We sought new horizons by expanding partnerships with the Society of Infectious Diseases Pharmacists (SIDP), and successfully recruited a Dr. Bradley Langford as a new Associate Editor, and the Asia Pacific Society of Infection Control (APSIC), whose 2022 meeting proceedings will soon be published in ASHE.

In addition, we are particularly proud of our novel “Women of Epidemiology” section, a nod to the popular SHEA Spring session created by Drs. Trish Perl, Louis Dembry, Hillary Babcock, Chris Nyquist, and other noteworthy SHEA leaders. Using “Women in Epi” as a vehicle, we also launched the ASHE podcast to host in-depth conversations with authors of our most downloaded and cited articles.

Dr. Susan Bradley, emeritus Editor in Chief of our companion journal, Infection Control and Hospital Epidemiology, was the inaugural “Women in Epi” contributor and first podcast guest. She shared her career highlights, challenges, important lessons learned, and her perspectives on our unique role as advocates for healthcare rights of our patients.  Later in the episode, Dr. Pam Bailey spoke of her motivation to write “Restricted Reproductive Health and Infectious Diseases Outcomes: A Call to Action” which was one of ASHE’s most widely shared and downloaded articles of 2022. This piece was endorsed by the SHEA Diversity Equity and Inclusion committee and Board of Trustees in their statement regarding the Dobbs decision. We are proud that ASHE has become a platform to discuss intersections of important issues of our day. Future “Women in Epi” contributors include some of most treasured colleagues, like Dr. Judy Guzman-Cottrill.

In November, we celebrated World Antibiotic Awareness Week in style with a publication led by Drs. Bradley Langford, Khalid ElJaaly, and Kelly Matson entitled “Ten ways to make the most of World Antimicrobial Awareness Week.” We had a blast interviewing the authors for our second podcast episode and covered many topics, including the future of social media as a vehicle for stewardship dissemination. 

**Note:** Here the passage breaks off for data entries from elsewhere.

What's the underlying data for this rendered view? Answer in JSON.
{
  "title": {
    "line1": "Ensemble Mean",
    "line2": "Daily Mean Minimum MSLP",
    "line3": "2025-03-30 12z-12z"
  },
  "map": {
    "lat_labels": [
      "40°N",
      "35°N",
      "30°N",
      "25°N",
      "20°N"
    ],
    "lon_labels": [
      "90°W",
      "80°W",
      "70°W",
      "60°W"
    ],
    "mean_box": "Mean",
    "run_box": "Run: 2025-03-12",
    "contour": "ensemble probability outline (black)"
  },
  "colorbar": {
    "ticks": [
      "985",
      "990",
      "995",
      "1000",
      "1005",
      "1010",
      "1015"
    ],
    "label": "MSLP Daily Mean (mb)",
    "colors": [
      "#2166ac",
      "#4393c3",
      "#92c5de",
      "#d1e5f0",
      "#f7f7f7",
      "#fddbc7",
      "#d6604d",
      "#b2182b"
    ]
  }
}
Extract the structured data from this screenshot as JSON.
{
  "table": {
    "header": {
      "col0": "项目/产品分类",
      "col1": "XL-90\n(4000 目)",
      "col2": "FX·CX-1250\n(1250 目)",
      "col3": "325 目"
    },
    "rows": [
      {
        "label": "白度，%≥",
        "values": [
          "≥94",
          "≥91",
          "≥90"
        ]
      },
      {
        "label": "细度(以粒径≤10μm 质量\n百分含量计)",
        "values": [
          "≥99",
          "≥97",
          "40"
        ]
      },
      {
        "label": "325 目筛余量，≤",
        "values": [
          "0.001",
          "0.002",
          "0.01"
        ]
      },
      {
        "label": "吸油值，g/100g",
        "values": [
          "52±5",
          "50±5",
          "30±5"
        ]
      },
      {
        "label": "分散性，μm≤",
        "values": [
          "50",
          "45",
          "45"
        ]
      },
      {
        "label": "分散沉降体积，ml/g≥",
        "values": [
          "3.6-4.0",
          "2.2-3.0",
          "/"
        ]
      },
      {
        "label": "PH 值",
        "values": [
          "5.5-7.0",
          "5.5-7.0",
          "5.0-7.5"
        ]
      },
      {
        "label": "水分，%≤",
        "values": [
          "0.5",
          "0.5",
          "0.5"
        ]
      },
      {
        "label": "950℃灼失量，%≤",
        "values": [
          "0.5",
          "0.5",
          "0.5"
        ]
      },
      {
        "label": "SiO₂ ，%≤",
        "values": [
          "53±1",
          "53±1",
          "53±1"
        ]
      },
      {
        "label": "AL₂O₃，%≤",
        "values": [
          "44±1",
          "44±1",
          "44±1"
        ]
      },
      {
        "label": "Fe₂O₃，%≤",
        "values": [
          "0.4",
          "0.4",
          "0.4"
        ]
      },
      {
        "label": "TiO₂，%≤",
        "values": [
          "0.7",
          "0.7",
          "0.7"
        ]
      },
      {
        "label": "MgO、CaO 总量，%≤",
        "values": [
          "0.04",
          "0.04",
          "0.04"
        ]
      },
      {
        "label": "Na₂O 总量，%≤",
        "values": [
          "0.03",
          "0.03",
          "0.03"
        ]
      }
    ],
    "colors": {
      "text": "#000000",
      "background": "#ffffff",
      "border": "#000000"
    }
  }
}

In the upcoming year, will continue to focus on growth of content, increased downloads, unique perspectives and high-quality science.  To do so will require the relentless recruitment of high-quality submissions. In addition, we will seek new international partnerships to add a diversity of authors and perspective to ASHE.  We will continue to focus on further improving the ASHE author experience by decreasing time to first decision and publication, further enhance social media promotion and provide guidance and assistance with visual abstracts.  Podcasts will continue to strategically highlight ASHE content.  We will work closely with all authors from low- and middle-income countries to minimize article processing charge barriers to publication.  We will continue to publish proceedings from SHEA spring and other cutting-edge science.  Our aim is to position ASHE as a premier, fully open access journal advancing the fields of antimicrobial stewardship and healthcare epidemiology across the globe.